Capuano wanted the community to write personal essays and submit photos, talk about their feelings during lockdown. She wanted them to open up about not being able to go to school, university or summer festivals, about not being able to see friends and spending more time on social media.
She ran the submissions, unedited, on the site. “From the get-go I wanted this to be a brand for Gen Z, by Gen Z. I can’t tell you what’s in the mind of an 18-year-old, and from the start we always felt like we needed to be asking them and listening to them.”

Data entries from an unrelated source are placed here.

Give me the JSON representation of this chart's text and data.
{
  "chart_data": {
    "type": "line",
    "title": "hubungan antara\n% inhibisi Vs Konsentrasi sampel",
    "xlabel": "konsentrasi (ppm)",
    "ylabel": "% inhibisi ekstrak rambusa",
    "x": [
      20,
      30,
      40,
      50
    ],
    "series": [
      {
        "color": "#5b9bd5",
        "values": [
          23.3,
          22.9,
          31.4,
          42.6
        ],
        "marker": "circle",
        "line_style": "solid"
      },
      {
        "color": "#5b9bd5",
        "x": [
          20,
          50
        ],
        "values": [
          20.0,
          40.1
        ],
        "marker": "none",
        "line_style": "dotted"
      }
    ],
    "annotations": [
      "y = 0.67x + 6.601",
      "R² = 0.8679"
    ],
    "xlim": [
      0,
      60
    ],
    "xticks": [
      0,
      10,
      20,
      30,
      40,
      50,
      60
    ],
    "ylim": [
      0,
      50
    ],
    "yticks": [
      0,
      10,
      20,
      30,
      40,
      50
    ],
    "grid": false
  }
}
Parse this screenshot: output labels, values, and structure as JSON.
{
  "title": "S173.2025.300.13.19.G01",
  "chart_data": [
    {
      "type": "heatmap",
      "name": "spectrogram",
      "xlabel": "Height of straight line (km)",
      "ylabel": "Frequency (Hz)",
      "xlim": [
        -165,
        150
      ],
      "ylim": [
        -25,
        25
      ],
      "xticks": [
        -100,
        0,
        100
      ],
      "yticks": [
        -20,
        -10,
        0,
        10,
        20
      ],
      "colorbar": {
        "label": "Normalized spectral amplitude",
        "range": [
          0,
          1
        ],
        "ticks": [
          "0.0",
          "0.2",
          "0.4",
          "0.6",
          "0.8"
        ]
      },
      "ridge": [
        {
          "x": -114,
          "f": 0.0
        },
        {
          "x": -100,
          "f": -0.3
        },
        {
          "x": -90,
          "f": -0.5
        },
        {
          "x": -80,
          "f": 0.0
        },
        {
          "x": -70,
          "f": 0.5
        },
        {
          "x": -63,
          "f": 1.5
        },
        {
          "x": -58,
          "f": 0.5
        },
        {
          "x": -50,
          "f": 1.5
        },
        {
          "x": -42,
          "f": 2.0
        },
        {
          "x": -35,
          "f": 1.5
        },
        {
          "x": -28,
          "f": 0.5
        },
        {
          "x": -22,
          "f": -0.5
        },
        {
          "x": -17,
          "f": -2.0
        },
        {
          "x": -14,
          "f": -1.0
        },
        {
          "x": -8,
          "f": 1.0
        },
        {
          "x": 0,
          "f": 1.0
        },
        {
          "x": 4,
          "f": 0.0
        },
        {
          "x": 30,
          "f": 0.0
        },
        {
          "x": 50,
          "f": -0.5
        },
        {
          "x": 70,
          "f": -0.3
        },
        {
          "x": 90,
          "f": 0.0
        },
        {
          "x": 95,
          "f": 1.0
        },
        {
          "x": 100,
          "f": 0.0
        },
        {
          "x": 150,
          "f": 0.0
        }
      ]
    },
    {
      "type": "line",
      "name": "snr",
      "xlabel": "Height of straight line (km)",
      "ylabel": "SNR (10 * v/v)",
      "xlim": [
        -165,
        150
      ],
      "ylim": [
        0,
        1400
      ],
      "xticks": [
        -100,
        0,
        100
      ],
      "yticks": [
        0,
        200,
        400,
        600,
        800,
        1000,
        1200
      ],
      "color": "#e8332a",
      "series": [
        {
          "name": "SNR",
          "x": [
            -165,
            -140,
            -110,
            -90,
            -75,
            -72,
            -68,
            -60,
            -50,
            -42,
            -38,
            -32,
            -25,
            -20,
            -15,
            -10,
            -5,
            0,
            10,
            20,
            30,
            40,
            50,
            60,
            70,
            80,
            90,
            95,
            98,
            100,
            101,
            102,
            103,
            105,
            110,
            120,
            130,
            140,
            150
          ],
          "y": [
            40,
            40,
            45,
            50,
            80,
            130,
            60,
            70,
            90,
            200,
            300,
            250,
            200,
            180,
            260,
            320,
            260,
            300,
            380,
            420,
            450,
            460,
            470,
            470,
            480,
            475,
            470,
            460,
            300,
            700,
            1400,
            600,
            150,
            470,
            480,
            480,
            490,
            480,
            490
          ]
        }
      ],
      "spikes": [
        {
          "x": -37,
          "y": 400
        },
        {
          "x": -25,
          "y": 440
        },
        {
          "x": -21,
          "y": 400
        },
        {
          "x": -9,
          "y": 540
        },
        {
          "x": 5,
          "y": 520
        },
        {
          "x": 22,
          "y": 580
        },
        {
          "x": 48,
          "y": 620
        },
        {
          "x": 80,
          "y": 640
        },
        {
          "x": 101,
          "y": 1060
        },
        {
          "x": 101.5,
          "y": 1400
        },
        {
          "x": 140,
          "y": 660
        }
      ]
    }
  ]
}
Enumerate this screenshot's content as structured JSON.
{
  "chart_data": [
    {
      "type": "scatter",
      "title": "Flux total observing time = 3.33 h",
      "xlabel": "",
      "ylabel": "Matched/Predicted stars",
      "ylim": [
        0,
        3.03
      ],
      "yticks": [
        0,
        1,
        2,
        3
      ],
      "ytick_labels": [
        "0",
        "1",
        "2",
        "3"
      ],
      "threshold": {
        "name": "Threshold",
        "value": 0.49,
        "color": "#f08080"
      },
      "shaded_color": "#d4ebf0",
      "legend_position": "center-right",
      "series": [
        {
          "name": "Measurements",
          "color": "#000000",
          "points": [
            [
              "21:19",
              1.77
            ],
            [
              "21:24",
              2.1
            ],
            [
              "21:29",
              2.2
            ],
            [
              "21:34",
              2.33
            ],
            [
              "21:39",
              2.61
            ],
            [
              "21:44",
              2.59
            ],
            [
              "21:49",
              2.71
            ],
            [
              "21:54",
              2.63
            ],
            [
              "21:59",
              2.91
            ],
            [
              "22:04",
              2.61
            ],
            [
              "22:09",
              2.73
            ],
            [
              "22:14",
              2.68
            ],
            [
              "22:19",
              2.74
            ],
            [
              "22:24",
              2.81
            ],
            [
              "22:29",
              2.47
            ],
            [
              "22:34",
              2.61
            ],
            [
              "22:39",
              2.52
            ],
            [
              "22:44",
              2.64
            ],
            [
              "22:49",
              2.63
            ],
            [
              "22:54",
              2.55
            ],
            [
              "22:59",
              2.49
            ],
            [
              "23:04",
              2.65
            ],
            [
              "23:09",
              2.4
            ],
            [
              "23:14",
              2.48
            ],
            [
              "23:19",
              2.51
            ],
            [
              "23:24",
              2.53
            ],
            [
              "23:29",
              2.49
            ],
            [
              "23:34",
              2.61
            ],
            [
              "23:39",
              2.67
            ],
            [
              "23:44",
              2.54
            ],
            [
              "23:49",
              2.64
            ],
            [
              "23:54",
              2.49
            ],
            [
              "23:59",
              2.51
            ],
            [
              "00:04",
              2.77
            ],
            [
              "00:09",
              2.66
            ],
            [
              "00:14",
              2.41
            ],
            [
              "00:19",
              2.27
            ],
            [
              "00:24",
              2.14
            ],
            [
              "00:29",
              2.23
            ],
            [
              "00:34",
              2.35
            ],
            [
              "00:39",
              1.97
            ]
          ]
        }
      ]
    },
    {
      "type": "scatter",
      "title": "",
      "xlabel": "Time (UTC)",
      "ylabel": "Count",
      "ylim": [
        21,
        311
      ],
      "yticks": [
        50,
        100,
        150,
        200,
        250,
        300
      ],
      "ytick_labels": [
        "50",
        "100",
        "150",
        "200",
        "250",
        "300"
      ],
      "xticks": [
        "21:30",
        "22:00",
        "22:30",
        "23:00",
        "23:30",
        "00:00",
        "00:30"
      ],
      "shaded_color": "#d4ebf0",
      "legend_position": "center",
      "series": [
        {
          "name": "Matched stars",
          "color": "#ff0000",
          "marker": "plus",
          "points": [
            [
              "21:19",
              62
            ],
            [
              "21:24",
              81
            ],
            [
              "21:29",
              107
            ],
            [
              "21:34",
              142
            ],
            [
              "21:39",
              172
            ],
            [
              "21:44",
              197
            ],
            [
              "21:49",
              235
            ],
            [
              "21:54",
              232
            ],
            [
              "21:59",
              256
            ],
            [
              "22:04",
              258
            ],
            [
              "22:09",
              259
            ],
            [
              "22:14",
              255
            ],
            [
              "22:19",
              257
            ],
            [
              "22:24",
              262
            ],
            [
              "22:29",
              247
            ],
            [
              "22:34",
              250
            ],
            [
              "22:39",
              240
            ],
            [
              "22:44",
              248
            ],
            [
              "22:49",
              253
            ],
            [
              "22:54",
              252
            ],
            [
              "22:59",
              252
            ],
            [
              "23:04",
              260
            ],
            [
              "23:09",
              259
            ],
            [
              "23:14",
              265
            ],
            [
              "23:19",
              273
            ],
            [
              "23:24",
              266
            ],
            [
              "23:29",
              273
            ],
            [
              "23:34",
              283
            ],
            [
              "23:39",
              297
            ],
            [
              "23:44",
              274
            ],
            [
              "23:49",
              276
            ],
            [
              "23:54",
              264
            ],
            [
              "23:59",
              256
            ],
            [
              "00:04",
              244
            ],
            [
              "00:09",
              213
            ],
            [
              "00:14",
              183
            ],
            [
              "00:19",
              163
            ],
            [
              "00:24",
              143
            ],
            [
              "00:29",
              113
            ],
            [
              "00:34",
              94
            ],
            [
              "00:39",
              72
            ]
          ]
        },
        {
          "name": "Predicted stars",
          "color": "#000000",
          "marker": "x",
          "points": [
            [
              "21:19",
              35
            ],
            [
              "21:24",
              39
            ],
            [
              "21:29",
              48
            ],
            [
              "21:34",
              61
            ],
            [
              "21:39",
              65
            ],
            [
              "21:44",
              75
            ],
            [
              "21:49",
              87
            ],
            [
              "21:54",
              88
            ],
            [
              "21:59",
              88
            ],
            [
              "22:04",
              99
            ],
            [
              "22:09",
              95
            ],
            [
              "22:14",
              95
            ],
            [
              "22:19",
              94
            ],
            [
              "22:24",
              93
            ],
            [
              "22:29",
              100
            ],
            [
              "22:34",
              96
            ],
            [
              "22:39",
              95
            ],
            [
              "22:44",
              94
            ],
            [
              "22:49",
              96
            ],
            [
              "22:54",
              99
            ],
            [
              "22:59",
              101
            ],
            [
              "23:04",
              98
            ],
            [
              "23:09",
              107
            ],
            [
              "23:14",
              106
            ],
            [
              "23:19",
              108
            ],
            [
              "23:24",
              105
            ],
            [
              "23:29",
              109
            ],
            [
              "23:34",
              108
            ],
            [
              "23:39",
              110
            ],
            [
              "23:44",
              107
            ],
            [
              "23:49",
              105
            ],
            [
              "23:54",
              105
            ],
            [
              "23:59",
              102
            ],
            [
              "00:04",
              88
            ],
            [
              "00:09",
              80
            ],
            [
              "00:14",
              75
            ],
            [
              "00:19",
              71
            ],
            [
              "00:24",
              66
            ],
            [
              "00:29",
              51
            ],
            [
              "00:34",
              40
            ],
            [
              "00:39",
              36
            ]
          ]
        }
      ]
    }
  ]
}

Looking ahead, Capuano is looking at pushing further into the wellness category, possibly launching nutritional gummies or even sexual wellness products.
“There’s room to talk to this generation about sexual wellness in a different way,” she said.
Capuano believes that Gen Z is fascinating on a number of levels. “They have no stigma around talking about mental health. They are open about seeing therapists, or taking antidepressants or supplements, and they are very, very open about their sexual wellness, too,” she said.
Having gained traction in the U.K., 31st State is starting to build on its presence in the U.S. market. It also wants to expand in Europe and Asia.
Capuano said that, outside the U.S., the brand’s California vibe “has become a state of mind. This aspirational idea of California resonates everywhere around the world — even better than it does in California. It’s about doing things that are a little more natural and progressive.”